Une marche de plus dans le long combat d’un détenu et de ses proches, qui lui ouvre la possibilité d’engager une demande de libération conditionnelle. Le 12 décembre 2012, le tribunal de l’application des peines de Versailles avait parcouru la moitié du chemin en réduisant déjà de trois ans la période de sûreté. L’issue de sa peine est aujourd’hui fixée à 2032. S’il la purge entièrement, il sortira à l’âge de 78 ans, après avoir passé 54 ans emprisonné.
Philippe El Shennawy est derrière les barreaux depuis le braquage d’une banque à Paris, en 1975, qui lui vaut la perpétuité. En 1991, il bénéficie d’une libération conditionnelle, assortie d’une interdiction de se rendre à Paris. Il ne résiste pas à la tentation de venir voir son fils et sera réincarcéré. A deux reprises, Philippe El Shennawy s’évade, commet d’autres braquages. A chaque fois, il est arrêté, repasse devant les juges. « Détenu particulièrement signalé » jusqu’en août 2012, il a passé dix-neuf ans à l’isolement, six en hôpital psychiatrique, sans qu’aucune pathologie ne soit diagnostiquée, et a changé quarante fois de lieu de détention. Il a aussi obtenu plusieurs baccalauréats, deux CAP, une maîtrise d’histoire, trouvé un emploi dans l’informatique… et s’est marié. « Ce détenu a donné toutes les preuves d’une capacité de se réinsérer dans la vie active, et en apporte aujourd’hui les garanties », défend un comité de soutien à l’appui d’avis favorables de l’administration pénitentiaire. « L’esprit de la justice est d’amener [les criminels] à réintégrer la communauté des citoyens. Garder quelqu’un [en prison] pendant 54 ans, ce n’est pas le corriger, c’est le détruire, le tuer. »
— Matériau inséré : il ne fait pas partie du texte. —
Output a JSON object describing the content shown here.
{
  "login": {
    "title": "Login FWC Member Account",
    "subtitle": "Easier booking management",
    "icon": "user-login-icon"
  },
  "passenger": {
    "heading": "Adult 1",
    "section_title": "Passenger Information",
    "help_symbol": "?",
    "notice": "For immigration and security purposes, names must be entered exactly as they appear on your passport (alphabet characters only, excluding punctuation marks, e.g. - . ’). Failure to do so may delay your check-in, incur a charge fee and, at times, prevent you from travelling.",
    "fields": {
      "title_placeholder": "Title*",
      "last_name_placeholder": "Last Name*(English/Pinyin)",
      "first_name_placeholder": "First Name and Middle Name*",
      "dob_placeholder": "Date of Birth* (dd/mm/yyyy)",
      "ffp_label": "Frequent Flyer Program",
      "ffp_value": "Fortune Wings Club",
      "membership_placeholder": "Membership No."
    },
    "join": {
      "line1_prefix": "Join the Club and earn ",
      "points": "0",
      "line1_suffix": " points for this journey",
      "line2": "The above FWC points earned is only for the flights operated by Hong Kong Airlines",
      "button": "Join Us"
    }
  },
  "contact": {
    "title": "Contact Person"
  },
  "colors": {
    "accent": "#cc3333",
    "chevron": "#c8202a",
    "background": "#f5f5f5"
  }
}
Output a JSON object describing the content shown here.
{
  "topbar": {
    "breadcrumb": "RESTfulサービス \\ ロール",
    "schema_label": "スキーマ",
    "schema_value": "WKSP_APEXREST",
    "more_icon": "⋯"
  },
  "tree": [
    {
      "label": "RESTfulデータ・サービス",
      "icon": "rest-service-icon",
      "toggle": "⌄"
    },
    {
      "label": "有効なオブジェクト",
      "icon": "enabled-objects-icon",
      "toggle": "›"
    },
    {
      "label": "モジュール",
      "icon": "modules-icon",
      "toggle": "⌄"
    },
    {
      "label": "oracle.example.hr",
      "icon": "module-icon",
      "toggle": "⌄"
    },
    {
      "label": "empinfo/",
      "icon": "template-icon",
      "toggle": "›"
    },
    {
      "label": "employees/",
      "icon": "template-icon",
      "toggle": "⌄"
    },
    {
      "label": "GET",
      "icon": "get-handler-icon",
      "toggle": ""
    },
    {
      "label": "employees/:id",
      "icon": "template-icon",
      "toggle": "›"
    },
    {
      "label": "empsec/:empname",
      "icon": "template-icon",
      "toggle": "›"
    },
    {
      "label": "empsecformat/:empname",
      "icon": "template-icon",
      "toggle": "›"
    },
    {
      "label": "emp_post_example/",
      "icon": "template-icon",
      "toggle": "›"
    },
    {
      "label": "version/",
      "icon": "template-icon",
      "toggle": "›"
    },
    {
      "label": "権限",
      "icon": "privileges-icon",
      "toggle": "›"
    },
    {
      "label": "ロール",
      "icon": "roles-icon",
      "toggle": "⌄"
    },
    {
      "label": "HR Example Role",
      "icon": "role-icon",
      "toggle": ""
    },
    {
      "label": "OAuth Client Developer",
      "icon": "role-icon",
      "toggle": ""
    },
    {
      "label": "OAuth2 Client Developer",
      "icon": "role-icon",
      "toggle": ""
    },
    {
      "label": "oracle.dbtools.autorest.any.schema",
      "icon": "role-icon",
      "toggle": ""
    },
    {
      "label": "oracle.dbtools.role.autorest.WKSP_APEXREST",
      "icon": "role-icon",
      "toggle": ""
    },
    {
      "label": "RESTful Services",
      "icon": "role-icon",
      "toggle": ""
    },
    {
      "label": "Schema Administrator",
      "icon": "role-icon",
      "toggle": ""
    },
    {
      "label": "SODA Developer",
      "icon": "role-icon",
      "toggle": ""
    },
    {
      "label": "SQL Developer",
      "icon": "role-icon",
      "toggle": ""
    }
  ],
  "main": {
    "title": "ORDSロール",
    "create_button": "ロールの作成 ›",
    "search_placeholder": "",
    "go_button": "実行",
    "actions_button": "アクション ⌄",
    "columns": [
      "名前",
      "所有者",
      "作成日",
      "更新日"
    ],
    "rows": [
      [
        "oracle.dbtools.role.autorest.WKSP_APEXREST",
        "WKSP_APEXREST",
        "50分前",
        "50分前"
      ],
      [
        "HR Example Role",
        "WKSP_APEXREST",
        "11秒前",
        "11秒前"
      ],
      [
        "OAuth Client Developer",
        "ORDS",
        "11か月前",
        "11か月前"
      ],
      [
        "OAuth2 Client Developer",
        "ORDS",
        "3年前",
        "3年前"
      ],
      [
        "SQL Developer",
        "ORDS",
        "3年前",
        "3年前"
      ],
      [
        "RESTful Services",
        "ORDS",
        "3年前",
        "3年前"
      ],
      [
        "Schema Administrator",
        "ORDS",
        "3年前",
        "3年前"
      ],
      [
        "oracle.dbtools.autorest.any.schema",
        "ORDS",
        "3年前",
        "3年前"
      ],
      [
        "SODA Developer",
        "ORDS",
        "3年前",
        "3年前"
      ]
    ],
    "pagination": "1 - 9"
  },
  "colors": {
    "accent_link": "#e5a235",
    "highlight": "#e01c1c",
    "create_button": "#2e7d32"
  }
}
L’historien Tzvetan Todorov, le sociologue Michel Wieviorka, le magistrat Louis Joinet ou encore l’avocat Henri Leclerc figurent parmi les signataires d’une tribune, publiée dans Le Monde du 26 janvier 2013 : « N’est-il pas temps de rompre avec la logique dominante de ces dernières années, et d’en finir avec l’allongement infini des peines de prison ? » C’est en effet sur « les peines sans fin » qu’il convient aujourd’hui d’attirer l’attention.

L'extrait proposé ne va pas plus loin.